LH: I truly realised my ignorance after my trip to the United States. I visited many museums while there, looking at both classical and contemporary art. There were many works I didn’t understand, but they gave me a profound overall impression: that art can take so many forms, especially contemporary art, and that every artist’s work is unique. When I looked back at Chinese paintings, they seemed essentially similar to each other. After returning to China, I became more self-reflective and dissatisfied with my own art. I thought, I must paint something nobody has ever painted before.

LW: Did any international artists influence you?

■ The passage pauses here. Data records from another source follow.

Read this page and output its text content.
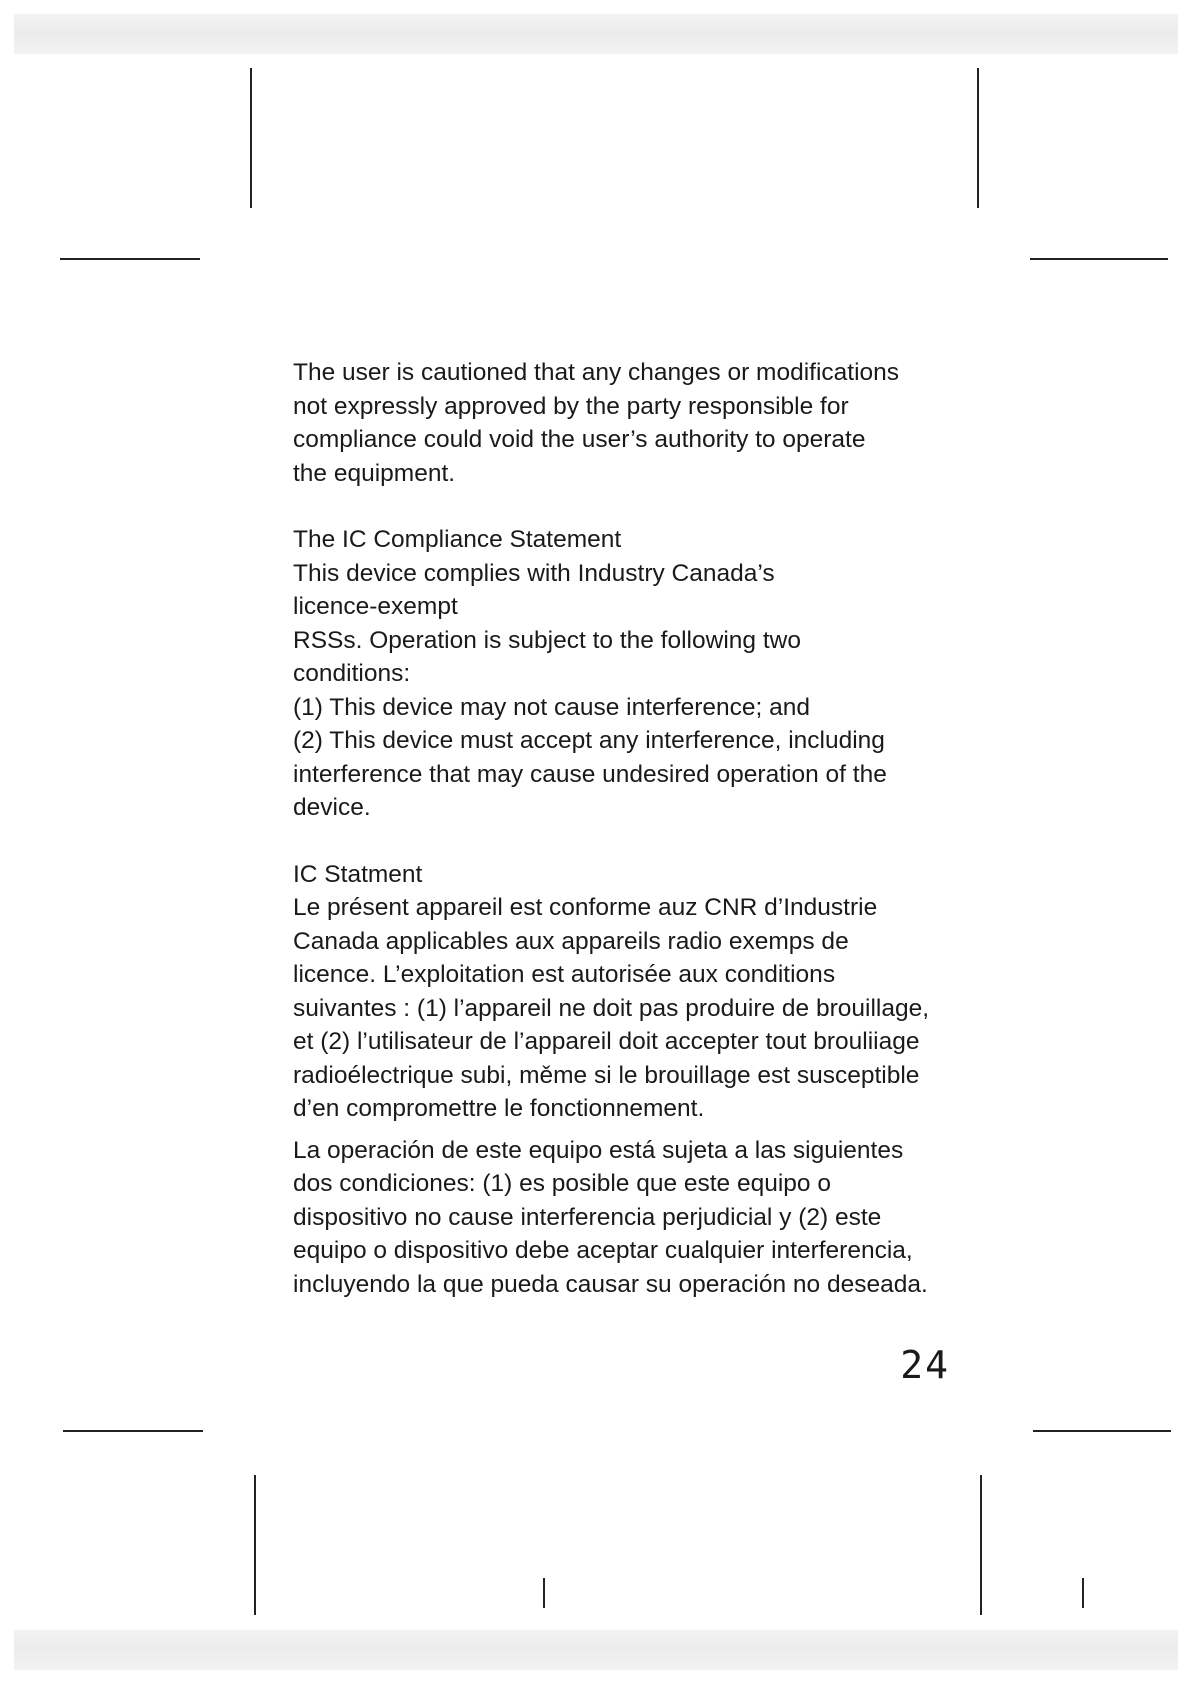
The user is cautioned that any changes or modifications
not expressly approved by the party responsible for
compliance could void the user’s authority to operate
the equipment.
The IC Compliance Statement
This device complies with Industry Canada’s
licence-exempt
RSSs. Operation is subject to the following two
conditions:
(1) This device may not cause interference; and
(2) This device must accept any interference, including
interference that may cause undesired operation of the
device.
IC Statment
Le présent appareil est conforme auz CNR d’Industrie
Canada applicables aux appareils radio exemps de
licence. L’exploitation est autorisée aux conditions
suivantes : (1) l’appareil ne doit pas produire de brouillage,
et (2) l’utilisateur de l’appareil doit accepter tout brouliiage
radioélectrique subi, měme si le brouillage est susceptible
d’en compromettre le fonctionnement.
La operación de este equipo está sujeta a las siguientes
dos condiciones: (1) es posible que este equipo o
dispositivo no cause interferencia perjudicial y (2) este
equipo o dispositivo debe aceptar cualquier interferencia,
incluyendo la que pueda causar su operación no deseada.
24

LH: I admire the Japanese calligrapher Yuichi Inoue (1916-85) and the American abstract painter Mark Rothko (1903-70). Their influence was more spiritual and intellectual than technical. For example, Inoue once said that he splashed ink directly on the faces of mainstream calligraphers. He was a lone wolf. His rebellion against tradition especially touched me. Only artists who can abandon their own baggage and the baggage of their traditions can become successful.

LW: What caused you to go into seclusion for nearly a decade?

LH: China has a long tradition of seclusion. It is really about an attitude of not conforming to the mainstream. Also, artistic creation occurs independently. It is not done in groups and schools. That’s why I’ve stopped communicating with most people.

LW: Tibet has also inspired you. How often do you go there, and where do you usually go?

LH: This is hard to say. I've been to Lhasa, but now I mostly go to the areas of Sichuan Province that are culturally Tibetan. I can drive to those places myself. Last year, I drove to Sêrtar County, Garzê Tibetan Autonomous Prefecture, and visited the Larung Gar Buddhist Academy there.

LW: Would you talk a little about your work?

LH: I use ink, brush and paper; they are the tools of my work. They are difficult to master and I will never give them up. Working with them is arduous, like the turning of prayer beads and prayer wheels. The heart needs to be restrained. You must control yourself. Desire needs to be restrained. Then your faith is secure. Lacking faith is unacceptable. With this faith, you pursue your intent endlessly, without distraction. Then you become tranquil, at peace with yourself.

LW: When you were asked what pain is, you said it was an enormous sheet of blank paper before you.

LH: Yes, and it is vast and open like the desert, and this tiny person must walk across it. He must live on until he finishes walking across it.

LW: Would you discuss the Chinese concept of kong, of nothingness, emptiness?

LH: Chinese artists start with nothingness. A line is nothing. When I paint a vase, its outline does not exist, it is imagined. It is important to transcend reality. Reality is not to be loved. You must do something very pure. Looking at my painting, what feeling does it give? Emptiness, nothingness. But there is something there and that is the viewer’s mind.  Does looking at my paintings change something for the viewer? This is something he has to attain on his own.